Through 14 sessions between January and May, teachers create lessons they can use in their classrooms based on presentations by Penn professors. In the 10 years since the program’s founding, Philadelphia teachers have created 300 lessons available online for any teacher to use.

“Even though it’s a challenge,” since the program is outside a teacher’s normal work hours, “you get something back exponentially more valuable: You get invigorated,” Coffin said.

The seminars always focus on how to make new content interesting to their students, he added. “Every teacher is saying ‘I know what will excite my students,’” he said.

The program works with the School District of Philadelphia, which originally supported it with funding. Now, as a result of budget cuts, the school district simply gets the word out about the program to Philadelphia teachers, co-founder of TIP Rogers Smith said. “Because their professional development has been cut they see us as even more valuable,” Smith added.

Lee said most teachers rank the $1,000 stipend they receive for participation low on the list of things that were best about the seminars, just calling it an added perk. “Where else do you learn the updated or the latest interpretation of American poetry since the 19th century? You can’t do it in an afternoon or during summer programs,” he said.

English professor and Director of the Kelly Writers House Al Filreis said lots of teachers are scared of poetry — whether it’s because they don’t understand it themselves or they think their students can’t connect to it. In his seminar, he presented “cool and hip poetry that [the teachers] had probably not encountered before” with a technique of breaking down the interpretation of poems among the group’s members. “I was not only teaching the material, but I was teaching how I teach the stuff,” he said.

For some teachers, the opportunity is also priceless. Lee, a public school teacher in Philadelphia for about 30 years, said that participants in TIP love the chance to “geek out” on being a teacher. On the last day of one of his seminars, many of the teachers began crying because of how impacted they felt by the program, Filreis said.

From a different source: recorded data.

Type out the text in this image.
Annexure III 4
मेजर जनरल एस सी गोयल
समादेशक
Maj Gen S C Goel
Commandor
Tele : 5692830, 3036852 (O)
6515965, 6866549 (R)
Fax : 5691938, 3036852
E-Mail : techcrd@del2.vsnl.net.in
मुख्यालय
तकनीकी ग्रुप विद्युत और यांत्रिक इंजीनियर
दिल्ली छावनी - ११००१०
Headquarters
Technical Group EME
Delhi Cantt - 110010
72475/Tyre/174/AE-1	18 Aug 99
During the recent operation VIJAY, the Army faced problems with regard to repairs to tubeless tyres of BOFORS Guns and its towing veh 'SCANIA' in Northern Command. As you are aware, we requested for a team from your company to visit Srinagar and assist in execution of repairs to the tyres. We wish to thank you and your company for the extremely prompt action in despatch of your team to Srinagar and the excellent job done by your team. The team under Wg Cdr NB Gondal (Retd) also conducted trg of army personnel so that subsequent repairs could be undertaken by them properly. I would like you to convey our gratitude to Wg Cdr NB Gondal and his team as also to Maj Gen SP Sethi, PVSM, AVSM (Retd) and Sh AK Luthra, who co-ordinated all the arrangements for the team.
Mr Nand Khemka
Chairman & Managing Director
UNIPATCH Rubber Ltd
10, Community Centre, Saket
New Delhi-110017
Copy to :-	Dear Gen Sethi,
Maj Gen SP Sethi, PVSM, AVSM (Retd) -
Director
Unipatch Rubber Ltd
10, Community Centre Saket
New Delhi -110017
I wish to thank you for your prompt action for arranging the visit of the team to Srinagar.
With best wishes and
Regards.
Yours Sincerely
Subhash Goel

Working with experienced teachers in these seminars also gives Penn faculty members the chance to engage in local schools, Filreis added. “This is a really effective way for a faculty member that loves and admires the material to get that material out into the schools,” he said. “This is like a direct feed into the Philadelphia schools.”

Coffin said he looks forward to seeing TIP expand the content offered in the seminars. But for Smith, who co-chairs TIP’s Faculty Advisory Committee, the main concern is keeping the quality of the seminars and their effect consistent. “We hope that at a minimum we are raising the bar for professional development programs.”